Bread as Craft

Bread is life, embodying the vitalities and energies of sun, soil, and grain. Flour, water, salt, and yeast – breat is the most elemental of foods. “Give us this day our daily bread,” we are taught to pray. It doesn’t last long, three days at most.

Bread is sacrifice. The wheat dies to provide its grain. The grain dies to produce flour. The flour dies to make dough. The dough dies to yield bread. Making bread is priestly work. Hard work. It involves sweat – the farmer sweats, the miller sweats, the baker sweats. There is death too. The yeast dies as do the farmer, the miller, and the baker. “By the sweat of your brow you will eat your bread until you die” (Genesis 3). Little wonder that Jesus identifies Himself with bread as the Bread of Life, Living Bread come down from heaven (John 6). His priestly sweat and sacrificial death are Life. He is both Baker and Bread who comes to us in eucharistic Bread. “Take, eat. This is my Body.”

Bread is craft, the transformation of material into something more.
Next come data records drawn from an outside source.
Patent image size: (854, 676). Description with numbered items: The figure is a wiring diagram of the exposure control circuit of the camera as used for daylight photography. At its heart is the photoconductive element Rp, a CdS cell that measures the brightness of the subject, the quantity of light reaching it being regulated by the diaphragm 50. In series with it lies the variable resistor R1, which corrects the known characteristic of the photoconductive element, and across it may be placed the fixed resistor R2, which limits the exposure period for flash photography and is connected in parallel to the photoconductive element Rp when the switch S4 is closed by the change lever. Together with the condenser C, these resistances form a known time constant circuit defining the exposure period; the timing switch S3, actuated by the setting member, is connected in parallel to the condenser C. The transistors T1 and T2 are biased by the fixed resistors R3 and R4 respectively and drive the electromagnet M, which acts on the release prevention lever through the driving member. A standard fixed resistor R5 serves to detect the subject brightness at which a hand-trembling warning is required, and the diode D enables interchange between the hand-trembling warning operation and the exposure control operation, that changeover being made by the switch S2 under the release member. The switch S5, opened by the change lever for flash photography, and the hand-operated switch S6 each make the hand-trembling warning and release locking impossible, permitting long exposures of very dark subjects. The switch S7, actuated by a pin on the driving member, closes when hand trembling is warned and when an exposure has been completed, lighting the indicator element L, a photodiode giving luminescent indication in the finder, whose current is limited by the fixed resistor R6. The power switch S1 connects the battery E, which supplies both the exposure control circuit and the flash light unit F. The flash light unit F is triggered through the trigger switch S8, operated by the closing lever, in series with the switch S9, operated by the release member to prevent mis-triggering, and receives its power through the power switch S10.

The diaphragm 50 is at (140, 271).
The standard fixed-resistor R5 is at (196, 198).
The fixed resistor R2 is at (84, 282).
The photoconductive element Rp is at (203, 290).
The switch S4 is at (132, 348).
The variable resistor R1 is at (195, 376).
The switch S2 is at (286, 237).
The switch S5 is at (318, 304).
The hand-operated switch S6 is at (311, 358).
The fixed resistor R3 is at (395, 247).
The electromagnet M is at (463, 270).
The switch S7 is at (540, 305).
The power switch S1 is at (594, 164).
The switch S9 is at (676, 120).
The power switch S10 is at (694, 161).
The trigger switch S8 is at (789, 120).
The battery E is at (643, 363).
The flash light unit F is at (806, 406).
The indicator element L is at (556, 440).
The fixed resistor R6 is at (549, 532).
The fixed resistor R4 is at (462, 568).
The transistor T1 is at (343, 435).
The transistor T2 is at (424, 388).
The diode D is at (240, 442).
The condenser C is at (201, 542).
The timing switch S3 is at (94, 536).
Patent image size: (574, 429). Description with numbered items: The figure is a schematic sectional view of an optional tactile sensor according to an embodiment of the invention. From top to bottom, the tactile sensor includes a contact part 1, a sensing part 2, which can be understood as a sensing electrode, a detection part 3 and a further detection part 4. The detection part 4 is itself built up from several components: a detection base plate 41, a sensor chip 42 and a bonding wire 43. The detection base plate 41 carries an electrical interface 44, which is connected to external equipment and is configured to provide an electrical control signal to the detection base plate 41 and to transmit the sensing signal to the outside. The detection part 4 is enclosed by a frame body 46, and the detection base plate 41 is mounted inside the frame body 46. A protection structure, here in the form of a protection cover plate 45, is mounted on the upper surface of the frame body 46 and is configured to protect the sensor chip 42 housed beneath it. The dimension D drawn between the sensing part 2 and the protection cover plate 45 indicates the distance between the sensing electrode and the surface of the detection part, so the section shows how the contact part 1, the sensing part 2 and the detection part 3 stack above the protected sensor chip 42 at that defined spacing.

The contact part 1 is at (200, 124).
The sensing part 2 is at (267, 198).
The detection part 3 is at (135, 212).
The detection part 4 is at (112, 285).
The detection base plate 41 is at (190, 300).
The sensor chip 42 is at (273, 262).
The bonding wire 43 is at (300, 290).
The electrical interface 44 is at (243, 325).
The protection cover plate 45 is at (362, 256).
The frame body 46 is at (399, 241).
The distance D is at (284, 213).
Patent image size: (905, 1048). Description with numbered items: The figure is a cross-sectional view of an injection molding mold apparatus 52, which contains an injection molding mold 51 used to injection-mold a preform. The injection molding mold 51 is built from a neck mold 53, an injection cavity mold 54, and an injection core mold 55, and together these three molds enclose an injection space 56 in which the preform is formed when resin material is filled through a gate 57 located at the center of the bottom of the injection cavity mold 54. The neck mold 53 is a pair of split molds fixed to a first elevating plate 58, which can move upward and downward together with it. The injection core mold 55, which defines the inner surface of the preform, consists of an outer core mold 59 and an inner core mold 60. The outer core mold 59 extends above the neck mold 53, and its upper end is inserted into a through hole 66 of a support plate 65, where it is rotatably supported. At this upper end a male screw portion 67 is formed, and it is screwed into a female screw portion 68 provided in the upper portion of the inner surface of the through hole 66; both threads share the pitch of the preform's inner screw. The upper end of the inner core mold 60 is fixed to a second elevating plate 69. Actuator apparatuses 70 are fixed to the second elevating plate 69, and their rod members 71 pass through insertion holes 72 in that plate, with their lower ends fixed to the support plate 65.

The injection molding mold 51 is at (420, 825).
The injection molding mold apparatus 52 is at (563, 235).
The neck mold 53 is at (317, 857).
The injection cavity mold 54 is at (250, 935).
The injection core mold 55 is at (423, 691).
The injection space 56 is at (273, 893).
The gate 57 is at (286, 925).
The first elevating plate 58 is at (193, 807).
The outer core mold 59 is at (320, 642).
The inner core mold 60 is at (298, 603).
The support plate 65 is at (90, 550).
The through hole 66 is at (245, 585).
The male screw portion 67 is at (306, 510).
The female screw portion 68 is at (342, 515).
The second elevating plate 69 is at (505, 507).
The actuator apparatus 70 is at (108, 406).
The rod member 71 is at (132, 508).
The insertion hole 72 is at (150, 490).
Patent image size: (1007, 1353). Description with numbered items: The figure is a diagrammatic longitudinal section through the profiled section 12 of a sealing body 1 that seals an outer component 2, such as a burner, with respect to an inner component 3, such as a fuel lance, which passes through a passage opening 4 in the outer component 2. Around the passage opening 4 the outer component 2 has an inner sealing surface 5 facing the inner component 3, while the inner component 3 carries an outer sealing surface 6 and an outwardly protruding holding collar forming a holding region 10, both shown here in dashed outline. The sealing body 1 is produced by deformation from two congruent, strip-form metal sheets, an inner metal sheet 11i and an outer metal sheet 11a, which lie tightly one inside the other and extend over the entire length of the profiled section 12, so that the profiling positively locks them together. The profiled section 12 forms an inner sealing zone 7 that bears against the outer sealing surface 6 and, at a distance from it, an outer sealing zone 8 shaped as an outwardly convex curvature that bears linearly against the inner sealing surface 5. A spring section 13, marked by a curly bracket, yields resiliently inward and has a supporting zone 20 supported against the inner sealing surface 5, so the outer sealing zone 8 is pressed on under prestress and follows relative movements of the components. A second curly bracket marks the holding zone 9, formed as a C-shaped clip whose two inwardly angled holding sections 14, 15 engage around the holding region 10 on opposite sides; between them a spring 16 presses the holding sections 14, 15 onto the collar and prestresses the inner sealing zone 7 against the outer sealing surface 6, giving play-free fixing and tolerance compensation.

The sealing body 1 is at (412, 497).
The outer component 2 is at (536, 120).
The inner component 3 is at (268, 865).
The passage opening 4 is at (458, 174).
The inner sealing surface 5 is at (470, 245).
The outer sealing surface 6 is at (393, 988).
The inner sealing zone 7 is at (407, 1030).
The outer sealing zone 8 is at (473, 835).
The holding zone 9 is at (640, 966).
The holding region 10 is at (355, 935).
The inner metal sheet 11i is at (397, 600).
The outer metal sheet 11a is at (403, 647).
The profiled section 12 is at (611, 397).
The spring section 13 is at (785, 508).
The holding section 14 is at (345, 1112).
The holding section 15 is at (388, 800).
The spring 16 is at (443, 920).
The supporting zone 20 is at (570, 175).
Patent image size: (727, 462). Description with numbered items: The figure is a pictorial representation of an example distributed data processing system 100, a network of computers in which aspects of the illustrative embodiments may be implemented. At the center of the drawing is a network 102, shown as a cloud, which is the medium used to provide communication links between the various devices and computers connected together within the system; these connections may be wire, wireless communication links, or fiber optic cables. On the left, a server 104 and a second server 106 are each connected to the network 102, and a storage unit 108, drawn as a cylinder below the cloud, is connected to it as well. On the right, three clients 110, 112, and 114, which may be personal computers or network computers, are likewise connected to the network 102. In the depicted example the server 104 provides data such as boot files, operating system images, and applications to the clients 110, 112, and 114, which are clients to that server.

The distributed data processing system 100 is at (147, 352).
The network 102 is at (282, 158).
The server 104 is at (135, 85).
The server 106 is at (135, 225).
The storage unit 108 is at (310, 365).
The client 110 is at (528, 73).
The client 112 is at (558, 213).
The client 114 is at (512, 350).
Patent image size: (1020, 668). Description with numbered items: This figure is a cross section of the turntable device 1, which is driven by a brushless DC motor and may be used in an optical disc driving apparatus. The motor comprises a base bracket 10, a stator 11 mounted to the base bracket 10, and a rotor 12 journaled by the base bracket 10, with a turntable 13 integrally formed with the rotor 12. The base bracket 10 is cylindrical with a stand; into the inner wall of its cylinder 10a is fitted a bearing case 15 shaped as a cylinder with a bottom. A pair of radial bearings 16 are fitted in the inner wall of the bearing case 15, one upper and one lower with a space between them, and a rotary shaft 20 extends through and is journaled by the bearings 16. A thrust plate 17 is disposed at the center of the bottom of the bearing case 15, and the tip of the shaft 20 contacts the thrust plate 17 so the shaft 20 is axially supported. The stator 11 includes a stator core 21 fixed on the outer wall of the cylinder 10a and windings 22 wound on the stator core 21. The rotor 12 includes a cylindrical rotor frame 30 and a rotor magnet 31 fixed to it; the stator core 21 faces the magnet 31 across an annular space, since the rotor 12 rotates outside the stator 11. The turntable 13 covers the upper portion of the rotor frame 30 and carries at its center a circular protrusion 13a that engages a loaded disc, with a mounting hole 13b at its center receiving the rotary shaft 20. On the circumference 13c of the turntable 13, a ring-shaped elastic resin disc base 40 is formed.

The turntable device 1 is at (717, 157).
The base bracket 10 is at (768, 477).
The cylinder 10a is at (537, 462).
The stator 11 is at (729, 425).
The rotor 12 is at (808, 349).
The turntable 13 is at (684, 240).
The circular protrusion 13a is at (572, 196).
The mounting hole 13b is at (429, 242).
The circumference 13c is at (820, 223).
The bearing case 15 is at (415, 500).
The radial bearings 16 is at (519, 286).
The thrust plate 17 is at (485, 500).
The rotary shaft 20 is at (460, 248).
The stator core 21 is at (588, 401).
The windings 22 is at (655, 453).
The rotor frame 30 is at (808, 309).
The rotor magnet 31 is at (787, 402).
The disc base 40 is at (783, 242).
Like the potter with his clay, the baker shapes dough and puts it into the fire, not knowing what will emerge. Usually, it is edible; occasionally, beautiful.

Breadcraft is not a hobby but a way of life. It is taking daily bread into one’s own hands to feel the transformation of flour and water to dough and bread. Mixing, stretching, folding, shaping. The beauty of baking for oneself is that you don’t need to use machines. You wouldn’t want to. Your two hands are sufficient to the task.